O mais certo é ter-lhe tomado medo. Mas fosse ele por ter chegado a velho, ou porque se cansou dos ruídos do mundo, o homem deitou-lhe as rédeas por cima e afastou-se. Comprou uma horta distante e fez nela uma mansarda debaixo do carvalho. Depois levantou a cerca à sombra da latada e soltou nela as galinhas. E assim viveram um tempo. O homem comia os ovos, e as galinhas catavam as minhocas e o milho que a horta dava.

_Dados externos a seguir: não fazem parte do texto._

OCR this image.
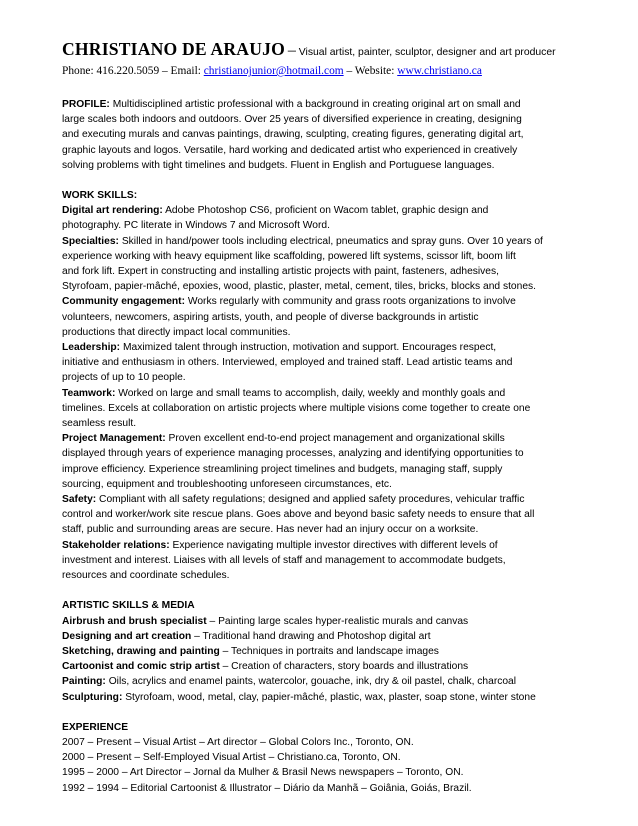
CHRISTIANO DE ARAUJO – Visual artist, painter, sculptor, designer and art producer
Phone: 416.220.5059 – Email: christianojunior@hotmail.com – Website: www.christiano.ca
PROFILE: Multidisciplined artistic professional with a background in creating original art on small and
large scales both indoors and outdoors. Over 25 years of diversified experience in creating, designing
and executing murals and canvas paintings, drawing, sculpting, creating figures, generating digital art,
graphic layouts and logos. Versatile, hard working and dedicated artist who experienced in creatively
solving problems with tight timelines and budgets. Fluent in English and Portuguese languages.
WORK SKILLS:
Digital art rendering: Adobe Photoshop CS6, proficient on Wacom tablet, graphic design and
photography. PC literate in Windows 7 and Microsoft Word.
Specialties: Skilled in hand/power tools including electrical, pneumatics and spray guns. Over 10 years of
experience working with heavy equipment like scaffolding, powered lift systems, scissor lift, boom lift
and fork lift. Expert in constructing and installing artistic projects with paint, fasteners, adhesives,
Styrofoam, papier-mâché, epoxies, wood, plastic, plaster, metal, cement, tiles, bricks, blocks and stones.
Community engagement: Works regularly with community and grass roots organizations to involve
volunteers, newcomers, aspiring artists, youth, and people of diverse backgrounds in artistic
productions that directly impact local communities.
Leadership: Maximized talent through instruction, motivation and support. Encourages respect,
initiative and enthusiasm in others. Interviewed, employed and trained staff. Lead artistic teams and
projects of up to 10 people.
Teamwork: Worked on large and small teams to accomplish, daily, weekly and monthly goals and
timelines. Excels at collaboration on artistic projects where multiple visions come together to create one
seamless result.
Project Management: Proven excellent end-to-end project management and organizational skills
displayed through years of experience managing processes, analyzing and identifying opportunities to
improve efficiency. Experience streamlining project timelines and budgets, managing staff, supply
sourcing, equipment and troubleshooting unforeseen circumstances, etc.
Safety: Compliant with all safety regulations; designed and applied safety procedures, vehicular traffic
control and worker/work site rescue plans. Goes above and beyond basic safety needs to ensure that all
staff, public and surrounding areas are secure. Has never had an injury occur on a worksite.
Stakeholder relations: Experience navigating multiple investor directives with different levels of
investment and interest. Liaises with all levels of staff and management to accommodate budgets,
resources and coordinate schedules.
ARTISTIC SKILLS & MEDIA
Airbrush and brush specialist – Painting large scales hyper-realistic murals and canvas
Designing and art creation – Traditional hand drawing and Photoshop digital art
Sketching, drawing and painting – Techniques in portraits and landscape images
Cartoonist and comic strip artist – Creation of characters, story boards and illustrations
Painting: Oils, acrylics and enamel paints, watercolor, gouache, ink, dry & oil pastel, chalk, charcoal
Sculpturing: Styrofoam, wood, metal, clay, papier-mâché, plastic, wax, plaster, soap stone, winter stone
EXPERIENCE
2007 – Present – Visual Artist – Art director – Global Colors Inc., Toronto, ON.
2000 – Present – Self-Employed Visual Artist – Christiano.ca, Toronto, ON.
1995 – 2000 – Art Director – Jornal da Mulher & Brasil News newspapers – Toronto, ON.
1992 – 1994 – Editorial Cartoonist & Illustrator – Diário da Manhã – Goiânia, Goiás, Brazil.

A certa altura a raposa saltou a vedação. Avançou pelo terreiro, espaventou as galinhas, esganou logo a mais gorda e comeu-a. O homem assistiu àquilo tudo sentado no alpendre e não mexeu uma palha. As galinhas amontoaram-se ao canto, pasmadas pelo terror. E a raposa, aprisionada na cerca, ficou a fazer a digestão. Quando a fome lhe voltava, esgorjava outra galinha. E o homem assistia àquilo tudo sentado no alpendre.

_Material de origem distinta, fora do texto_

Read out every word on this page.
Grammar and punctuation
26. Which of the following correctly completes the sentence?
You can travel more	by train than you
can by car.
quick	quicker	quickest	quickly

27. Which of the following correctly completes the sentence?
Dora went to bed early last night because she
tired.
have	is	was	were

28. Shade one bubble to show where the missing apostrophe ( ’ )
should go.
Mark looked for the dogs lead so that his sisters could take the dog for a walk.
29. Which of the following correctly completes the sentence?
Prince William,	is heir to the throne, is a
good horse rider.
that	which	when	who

Depois chegou a cegonha, deu duas voltas no ar e fez ninho na copa do carvalho. E em breve engordava os filhos com os sapos-conchos que havia nas redondezas, e eram muitos. Engordavam os filhos da cegonha, benza-os Deus, mas a barriga da raposa dava horas. Um dia começaram a pintar as uvas da parreira. E quanto mais ela pulava, a abocanhá-las, mais a barriga minguava.
Certa tarde passou lá por cima um corvo, trazia um queijo no bico, roubado à janela duma velha que o tinha a secar ao sol. Viu a raposa magrita, deu-lhe duas de conversa e foi-se embora. A raposa desfez-se ali em queixumes, mas o homem assistiu àquilo tudo sentado no alpendre e não mexeu uma palha.
Quando os filhos levantaram voo, foi a cegonha que ouviu os lamentos dela e deixou-se condoer. Fez umas papas do milho que a horta dava, meteu-as numa cabaça e baixou a partilhá-las com a raposa. Logo ela as estendeu em cima duma laja, onde em tempos as galinhas debicavam o milho. E foi assim que a raposa se desforrou de misérias e a cegonha ficou a ver navios.
Foi então que o homem se levantou e veio abrir a porta do cerrado. Fatigara-se do mundo, quisera afastar-se dele, viera encontrá-lo em casa. E deste modo se dispôs a relatar as muitas fábulas dele.